William Henry Holtzclaw (1870–1943) was an educator and the founder of Utica Institute in Mississippi. Holtzclaw was a graduate of the Tuskegee Institute and desired to start his own school. He settled in Utica, Mississippi, bought land on credit, and persuaded the locals to appoint him teacher of what was then called the Utica Negro School in 1902. Holtzclaw and his students built the first and second school buildings themselves. By 1903 the school had 225 pupils and was supported by white and black members of the community. The school became incorporated by the state of Mississippi as the Utica Normal and Industrial Institute for the Training of Colored Young Men and Women and taught both academic subjects and also vocational work. Holtzclaw became principal of the school and worked on attracting funds, and received donations from Andrew Carnegie.

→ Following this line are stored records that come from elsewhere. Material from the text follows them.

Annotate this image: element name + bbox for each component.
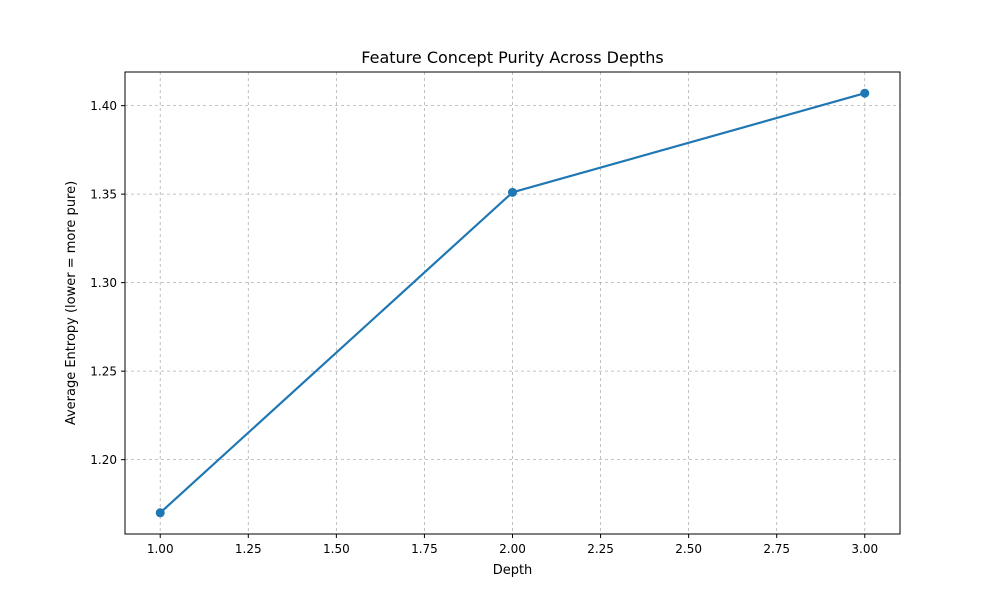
- grid: [125, 72, 900, 534]
- x-axis: 1.00 1.25 1.50 1.75 2.00 2.25 2.50 2.75 3.00: [147, 534, 878, 556]
- y-tick-label: 1.25: [90, 365, 117, 379]
- x-tick-label: 3.00: [851, 542, 878, 556]
- x-tick-label: 2.00: [499, 542, 526, 556]
- y-axis: 1.20 1.25 1.30 1.35 1.40: [90, 99, 125, 467]
- data-point: [155, 508, 165, 518]
- x-tick-label: 2.75: [763, 542, 790, 556]
- y-axis-label: Average Entropy (lower = more pure): [64, 181, 79, 425]
- y-tick-label: 1.20: [90, 453, 117, 467]
- y-tick-label: 1.40: [90, 99, 117, 113]
- x-tick-label: 1.25: [235, 542, 262, 556]
- x-tick-label: 1.00: [147, 542, 174, 556]
- chart-title: Feature Concept Purity Across Depths: [361, 48, 663, 67]
- series-layer: [155, 88, 870, 518]
- y-tick-label: 1.30: [90, 276, 117, 290]
- data-point: [860, 88, 870, 98]
- x-tick-label: 2.50: [675, 542, 702, 556]
- x-tick-label: 2.25: [587, 542, 614, 556]
- x-tick-label: 1.75: [411, 542, 438, 556]
- x-axis-label: Depth: [493, 563, 533, 578]
- x-tick-label: 1.50: [323, 542, 350, 556]
- y-tick-label: 1.35: [90, 188, 117, 202]
- data-point: [508, 187, 517, 197]
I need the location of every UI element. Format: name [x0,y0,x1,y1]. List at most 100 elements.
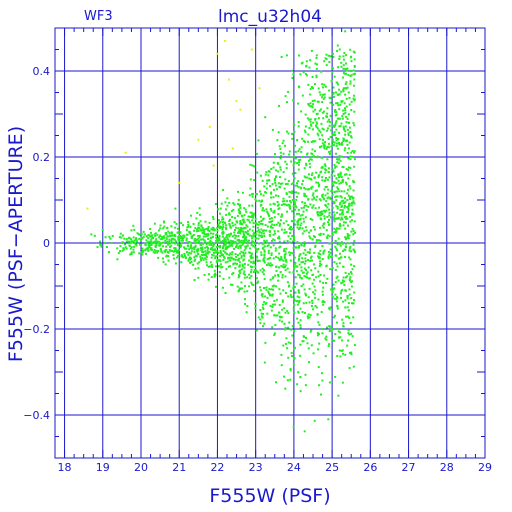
data-point [289,293,292,296]
data-point [309,229,312,232]
data-point [157,249,160,252]
data-point [144,248,147,251]
data-point [130,238,133,241]
data-point [206,227,209,230]
data-point [282,139,285,142]
data-point [335,165,338,168]
data-point [202,251,205,254]
data-point [331,291,334,294]
data-point [284,250,287,253]
data-point [348,96,351,99]
data-point [263,239,266,242]
data-point [165,233,168,236]
data-point [301,340,304,343]
data-point [318,91,321,94]
data-point [340,282,343,285]
data-point [348,333,351,336]
data-point [315,63,318,66]
data-point [283,228,286,231]
data-point [350,219,353,222]
data-point [353,251,356,254]
data-point [309,105,312,108]
data-point [313,176,316,179]
data-point [328,253,331,256]
data-point [213,269,216,272]
data-point [317,214,320,217]
data-point [289,207,292,210]
data-point [316,127,319,130]
data-point [345,139,348,142]
data-point [348,126,351,129]
data-point [236,254,239,257]
data-point [203,233,206,236]
data-point [250,211,253,214]
data-point [353,78,356,81]
data-point [265,182,268,185]
data-point [347,339,350,342]
data-point [321,210,324,213]
data-point [303,202,306,205]
data-point [352,97,355,100]
data-point [296,182,299,185]
data-point [292,271,295,274]
data-point [319,108,322,111]
data-point [322,250,325,253]
data-point [288,251,291,254]
x-tick-label: 20 [134,461,148,474]
data-point [337,237,340,240]
data-point [246,241,249,244]
data-point [342,90,345,93]
data-point [335,81,338,84]
data-point [313,83,316,86]
data-point [280,215,283,218]
data-point [326,237,329,240]
data-point [233,231,236,234]
data-point [174,226,177,229]
data-point [173,221,176,224]
data-point [274,156,277,159]
data-point [336,102,339,105]
data-point [197,267,200,270]
data-point [230,257,233,260]
data-point [339,244,342,247]
data-point [293,265,296,268]
data-point [348,278,351,281]
data-point [264,224,267,227]
data-point [326,107,329,110]
data-point [240,250,243,253]
data-point [301,179,304,182]
data-point [338,241,341,244]
data-point [346,199,349,201]
data-point [299,390,302,393]
data-point [297,218,300,221]
data-point [313,228,316,231]
data-point [255,193,258,196]
data-point [273,314,276,317]
data-point [343,206,346,209]
data-point [278,224,281,227]
data-point [292,181,295,184]
data-point [341,288,344,291]
data-point [268,214,271,217]
data-point [321,379,324,382]
data-point [290,160,293,163]
data-point [147,243,150,246]
data-point [318,198,321,201]
data-point [234,245,237,248]
data-point [125,247,128,250]
data-point [203,239,206,242]
data-point [342,166,345,169]
data-point [301,257,304,260]
data-point [339,103,342,106]
data-point [292,238,295,241]
data-point [340,256,343,259]
data-point [290,228,293,231]
data-point [183,235,186,238]
data-point [327,167,330,170]
data-point [263,322,266,325]
data-point [282,249,285,252]
data-point [166,251,169,254]
data-point [263,249,266,252]
data-point [162,220,165,223]
data-point [108,251,111,254]
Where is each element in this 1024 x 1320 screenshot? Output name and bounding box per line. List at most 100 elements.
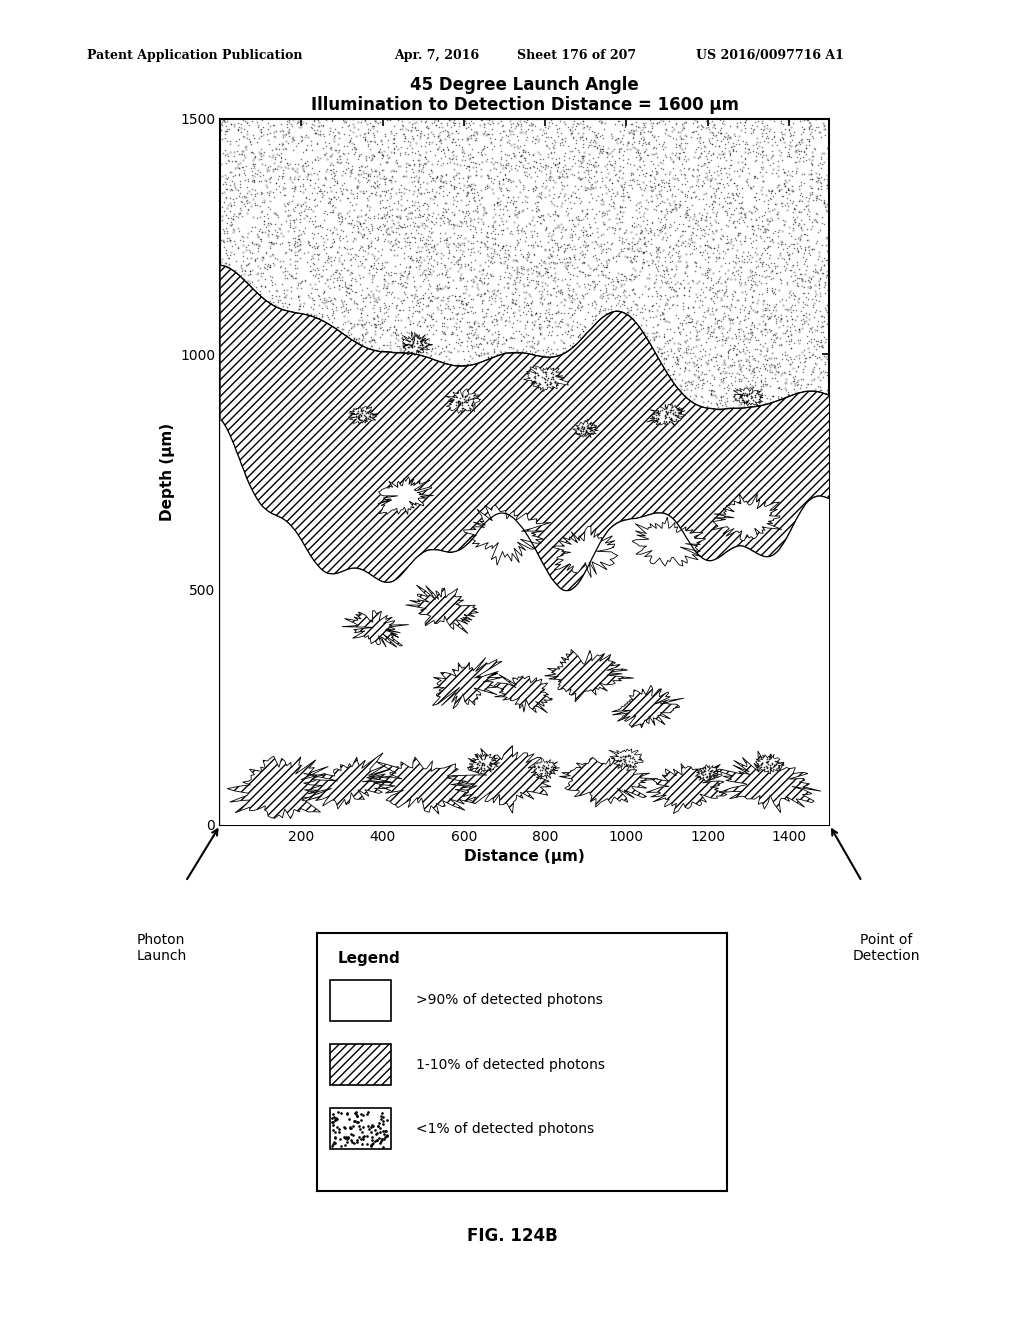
Point	[615, 182, 632, 203]
Point	[352, 164, 369, 185]
Point	[300, 164, 316, 185]
Point	[767, 194, 783, 215]
Point	[678, 111, 694, 132]
Point	[274, 226, 291, 247]
Point	[295, 293, 311, 314]
Point	[509, 264, 525, 285]
Point	[540, 127, 556, 148]
Point	[366, 329, 382, 350]
Point	[461, 133, 477, 154]
Point	[551, 248, 567, 269]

Holtzclaw was also a writer. He published two newspapers, the monthly Utica News and a school newspaper, Southern Notes. He published his autobiography, The Black Man’s Burden, in 1915.

The school became Utica Institute Junior College, then the Utica campus of Hinds Community College. The school's library is the William H. Holtzclaw Library. Holtzclaw's house, called the Holtzclaw Mansion was the last surviving building from the original campus. It was listed as one of the ten most endangered places in Mississippi and was demolished in 2014.

==Personal life==

Holtzclaw was born in Randolph County, Alabama, near the town of Roanoke, to Jerry and Addie Greer Holtzclaw. He wrote directly to Booker T. Washington asking for and receiving admission to Tuskegee Institute. He was married to educator Mary Ella Patterson who he met at Tuskegee and they had three sons and two daughters.